The second point is that now Nvidia either has to ship a more or less complete C++ compiler with their driver. Or software vendors have to ship this runtime compilation feature with their products. The idea of making a C++ compiler available at runtime seems ludicrous and ingenious at the same time. I wonder what possibilities this opens up in general, beyond runtime parameter tuning. It is obvious that the more the compiler knows the better it can optimize.
But this is not new in the realm of graphics programming APIs. Both Direct3D and OpenGL involve runtime compilation of shader code. The model of 2-stage offline compilation to generic byte-code and runtime compilation for a specific device that CUDA uses also exists in graphics programming.
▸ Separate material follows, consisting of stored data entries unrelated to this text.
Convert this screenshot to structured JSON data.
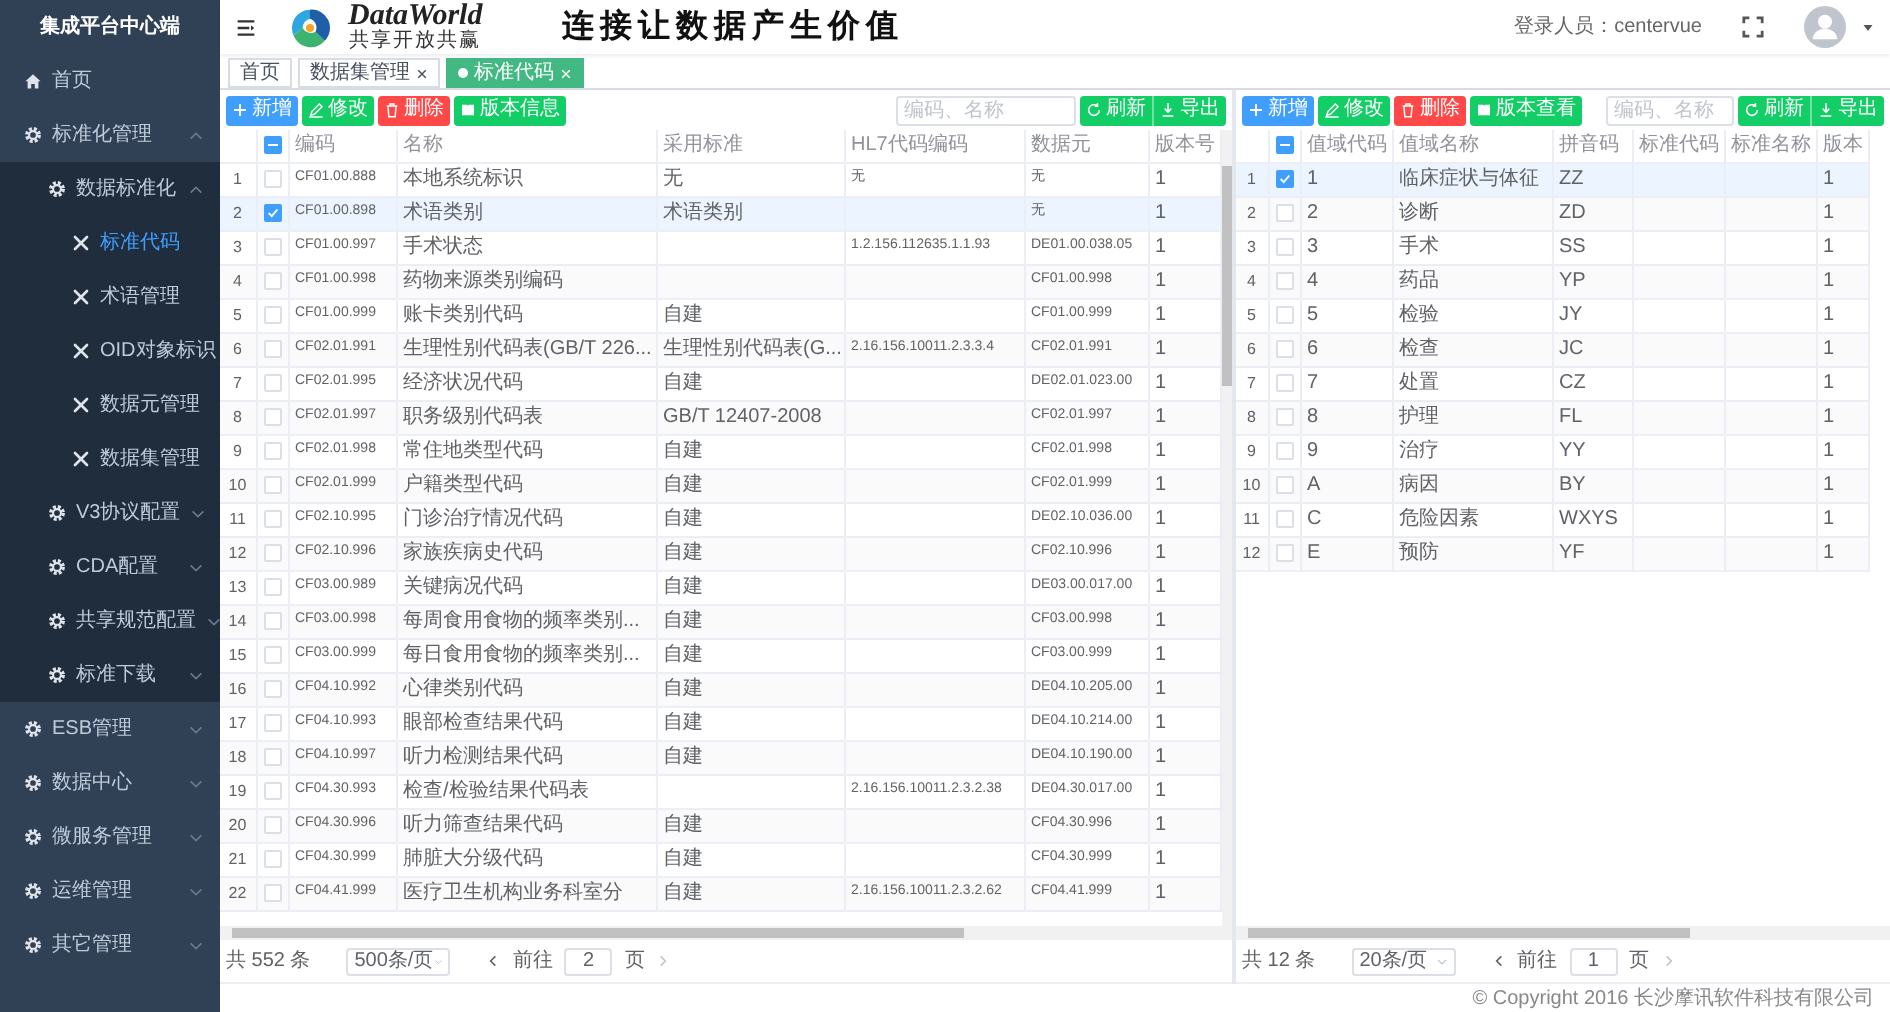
{
  "sidebar": {
    "title": "集成平台中心端",
    "items": [
      {
        "label": "首页",
        "kind": "home",
        "selected": false
      },
      {
        "label": "标准化管理",
        "kind": "group",
        "selected": false,
        "expanded": true,
        "children": [
          {
            "label": "数据标准化",
            "kind": "group",
            "selected": false,
            "expanded": true,
            "children": [
              {
                "label": "标准代码",
                "kind": "page",
                "selected": true
              },
              {
                "label": "术语管理",
                "kind": "page",
                "selected": false
              },
              {
                "label": "OID对象标识",
                "kind": "page",
                "selected": false
              },
              {
                "label": "数据元管理",
                "kind": "page",
                "selected": false
              },
              {
                "label": "数据集管理",
                "kind": "page",
                "selected": false
              }
            ]
          },
          {
            "label": "V3协议配置",
            "kind": "group",
            "selected": false,
            "expanded": false
          },
          {
            "label": "CDA配置",
            "kind": "group",
            "selected": false,
            "expanded": false
          },
          {
            "label": "共享规范配置",
            "kind": "group",
            "selected": false,
            "expanded": false
          },
          {
            "label": "标准下载",
            "kind": "group",
            "selected": false,
            "expanded": false
          }
        ]
      },
      {
        "label": "ESB管理",
        "kind": "group",
        "selected": false,
        "expanded": false
      },
      {
        "label": "数据中心",
        "kind": "group",
        "selected": false,
        "expanded": false
      },
      {
        "label": "微服务管理",
        "kind": "group",
        "selected": false,
        "expanded": false
      },
      {
        "label": "运维管理",
        "kind": "group",
        "selected": false,
        "expanded": false
      },
      {
        "label": "其它管理",
        "kind": "group",
        "selected": false,
        "expanded": false
      }
    ]
  },
  "header": {
    "logo_text": "DataWorld",
    "logo_tagline": "共享开放共赢",
    "slogan": "连接让数据产生价值",
    "user": "登录人员：centervue"
  },
  "tabs": [
    {
      "label": "首页",
      "closable": false,
      "selected": false
    },
    {
      "label": "数据集管理",
      "closable": true,
      "selected": false
    },
    {
      "label": "标准代码",
      "closable": true,
      "selected": true
    }
  ],
  "panels": [
    {
      "buttons": [
        {
          "label": "新增",
          "kind": "add"
        },
        {
          "label": "修改",
          "kind": "edit"
        },
        {
          "label": "删除",
          "kind": "delete"
        },
        {
          "label": "版本信息",
          "kind": "version"
        }
      ],
      "search": {
        "placeholder": "编码、名称"
      },
      "actions": [
        {
          "label": "刷新",
          "kind": "refresh"
        },
        {
          "label": "导出",
          "kind": "export"
        }
      ],
      "table": {
        "partially_checked": true,
        "columns": [
          {
            "label": "编码",
            "kind": "code"
          },
          {
            "label": "名称",
            "kind": "text"
          },
          {
            "label": "采用标准",
            "kind": "text"
          },
          {
            "label": "HL7代码编码",
            "kind": "code"
          },
          {
            "label": "数据元",
            "kind": "code"
          },
          {
            "label": "版本号",
            "kind": "text"
          }
        ],
        "rows": [
          {
            "index": "1",
            "checked": false,
            "cells": [
              "CF01.00.888",
              "本地系统标识",
              "无",
              "无",
              "无",
              "1"
            ]
          },
          {
            "index": "2",
            "checked": true,
            "cells": [
              "CF01.00.898",
              "术语类别",
              "术语类别",
              null,
              "无",
              "1"
            ]
          },
          {
            "index": "3",
            "checked": false,
            "cells": [
              "CF01.00.997",
              "手术状态",
              null,
              "1.2.156.112635.1.1.93",
              "DE01.00.038.05",
              "1"
            ]
          },
          {
            "index": "4",
            "checked": false,
            "cells": [
              "CF01.00.998",
              "药物来源类别编码",
              null,
              null,
              "CF01.00.998",
              "1"
            ]
          },
          {
            "index": "5",
            "checked": false,
            "cells": [
              "CF01.00.999",
              "账卡类别代码",
              "自建",
              null,
              "CF01.00.999",
              "1"
            ]
          },
          {
            "index": "6",
            "checked": false,
            "cells": [
              "CF02.01.991",
              "生理性别代码表(GB/T 226...",
              "生理性别代码表(G...",
              "2.16.156.10011.2.3.3.4",
              "CF02.01.991",
              "1"
            ]
          },
          {
            "index": "7",
            "checked": false,
            "cells": [
              "CF02.01.995",
              "经济状况代码",
              "自建",
              null,
              "DE02.01.023.00",
              "1"
            ]
          },
          {
            "index": "8",
            "checked": false,
            "cells": [
              "CF02.01.997",
              "职务级别代码表",
              "GB/T 12407-2008",
              null,
              "CF02.01.997",
              "1"
            ]
          },
          {
            "index": "9",
            "checked": false,
            "cells": [
              "CF02.01.998",
              "常住地类型代码",
              "自建",
              null,
              "CF02.01.998",
              "1"
            ]
          },
          {
            "index": "10",
            "checked": false,
            "cells": [
              "CF02.01.999",
              "户籍类型代码",
              "自建",
              null,
              "CF02.01.999",
              "1"
            ]
          },
          {
            "index": "11",
            "checked": false,
            "cells": [
              "CF02.10.995",
              "门诊治疗情况代码",
              "自建",
              null,
              "DE02.10.036.00",
              "1"
            ]
          },
          {
            "index": "12",
            "checked": false,
            "cells": [
              "CF02.10.996",
              "家族疾病史代码",
              "自建",
              null,
              "CF02.10.996",
              "1"
            ]
          },
          {
            "index": "13",
            "checked": false,
            "cells": [
              "CF03.00.989",
              "关键病况代码",
              "自建",
              null,
              "DE03.00.017.00",
              "1"
            ]
          },
          {
            "index": "14",
            "checked": false,
            "cells": [
              "CF03.00.998",
              "每周食用食物的频率类别...",
              "自建",
              null,
              "CF03.00.998",
              "1"
            ]
          },
          {
            "index": "15",
            "checked": false,
            "cells": [
              "CF03.00.999",
              "每日食用食物的频率类别...",
              "自建",
              null,
              "CF03.00.999",
              "1"
            ]
          },
          {
            "index": "16",
            "checked": false,
            "cells": [
              "CF04.10.992",
              "心律类别代码",
              "自建",
              null,
              "DE04.10.205.00",
              "1"
            ]
          },
          {
            "index": "17",
            "checked": false,
            "cells": [
              "CF04.10.993",
              "眼部检查结果代码",
              "自建",
              null,
              "DE04.10.214.00",
              "1"
            ]
          },
          {
            "index": "18",
            "checked": false,
            "cells": [
              "CF04.10.997",
              "听力检测结果代码",
              "自建",
              null,
              "DE04.10.190.00",
              "1"
            ]
          },
          {
            "index": "19",
            "checked": false,
            "cells": [
              "CF04.30.993",
              "检查/检验结果代码表",
              null,
              "2.16.156.10011.2.3.2.38",
              "DE04.30.017.00",
              "1"
            ]
          },
          {
            "index": "20",
            "checked": false,
            "cells": [
              "CF04.30.996",
              "听力筛查结果代码",
              "自建",
              null,
              "CF04.30.996",
              "1"
            ]
          },
          {
            "index": "21",
            "checked": false,
            "cells": [
              "CF04.30.999",
              "肺脏大分级代码",
              "自建",
              null,
              "CF04.30.999",
              "1"
            ]
          },
          {
            "index": "22",
            "checked": false,
            "cells": [
              "CF04.41.999",
              "医疗卫生机构业务科室分",
              "自建",
              "2.16.156.10011.2.3.2.62",
              "CF04.41.999",
              "1"
            ]
          }
        ]
      },
      "pagination": {
        "total": "共 552 条",
        "page_size": "500条/页",
        "goto": "前往",
        "page": "2",
        "page_suffix": "页"
      }
    },
    {
      "buttons": [
        {
          "label": "新增",
          "kind": "add"
        },
        {
          "label": "修改",
          "kind": "edit"
        },
        {
          "label": "删除",
          "kind": "delete"
        },
        {
          "label": "版本查看",
          "kind": "version"
        }
      ],
      "search": {
        "placeholder": "编码、名称"
      },
      "actions": [
        {
          "label": "刷新",
          "kind": "refresh"
        },
        {
          "label": "导出",
          "kind": "export"
        }
      ],
      "table": {
        "partially_checked": true,
        "columns": [
          {
            "label": "值域代码",
            "kind": "text"
          },
          {
            "label": "值域名称",
            "kind": "text"
          },
          {
            "label": "拼音码",
            "kind": "text"
          },
          {
            "label": "标准代码",
            "kind": "text"
          },
          {
            "label": "标准名称",
            "kind": "text"
          },
          {
            "label": "版本",
            "kind": "text"
          }
        ],
        "rows": [
          {
            "index": "1",
            "checked": true,
            "cells": [
              "1",
              "临床症状与体征",
              "ZZ",
              null,
              null,
              "1"
            ]
          },
          {
            "index": "2",
            "checked": false,
            "cells": [
              "2",
              "诊断",
              "ZD",
              null,
              null,
              "1"
            ]
          },
          {
            "index": "3",
            "checked": false,
            "cells": [
              "3",
              "手术",
              "SS",
              null,
              null,
              "1"
            ]
          },
          {
            "index": "4",
            "checked": false,
            "cells": [
              "4",
              "药品",
              "YP",
              null,
              null,
              "1"
            ]
          },
          {
            "index": "5",
            "checked": false,
            "cells": [
              "5",
              "检验",
              "JY",
              null,
              null,
              "1"
            ]
          },
          {
            "index": "6",
            "checked": false,
            "cells": [
              "6",
              "检查",
              "JC",
              null,
              null,
              "1"
            ]
          },
          {
            "index": "7",
            "checked": false,
            "cells": [
              "7",
              "处置",
              "CZ",
              null,
              null,
              "1"
            ]
          },
          {
            "index": "8",
            "checked": false,
            "cells": [
              "8",
              "护理",
              "FL",
              null,
              null,
              "1"
            ]
          },
          {
            "index": "9",
            "checked": false,
            "cells": [
              "9",
              "治疗",
              "YY",
              null,
              null,
              "1"
            ]
          },
          {
            "index": "10",
            "checked": false,
            "cells": [
              "A",
              "病因",
              "BY",
              null,
              null,
              "1"
            ]
          },
          {
            "index": "11",
            "checked": false,
            "cells": [
              "C",
              "危险因素",
              "WXYS",
              null,
              null,
              "1"
            ]
          },
          {
            "index": "12",
            "checked": false,
            "cells": [
              "E",
              "预防",
              "YF",
              null,
              null,
              "1"
            ]
          }
        ]
      },
      "pagination": {
        "total": "共 12 条",
        "page_size": "20条/页",
        "goto": "前往",
        "page": "1",
        "page_suffix": "页"
      }
    }
  ],
  "footer": "© Copyright 2016 长沙摩讯软件科技有限公司"
}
A direct consequence for my Aura C++ accelerator programming library is that by constraining kernel code to C99 and using a few preprocessor macros as well as wrapper functions, OpenCL and CUDA kernels can now look exactly the same and can be defined in the same way. I hit a wall in this regard recently, due to the PTX generation requirement in CUDA. I started thinking about an additional build step that extracts kernel strings, feeds them to the CUDA compiler, and re-embeds the resulting PTX in the source code. This seems now superfluous.
This new feature will be valuable to other C++ GPU programming libraries too. Recently reviewed (and accepted) Boost.Compute could add a CUDA backend without too much effort – OpenCL and CUDA kernels are not very different. VexCL could use this feature as an alternative to requiring the CUDA compiler installed on the target system. ArrayFire could replace their JIT PTX generation facilities with a JIT C++ generator. Exciting possibilities.
- An alternative is to generate PTX at runtime, a method ArrayFire uses to fuse element-wise operations. CUDA kernels can also be compiled to device code directly at compile time.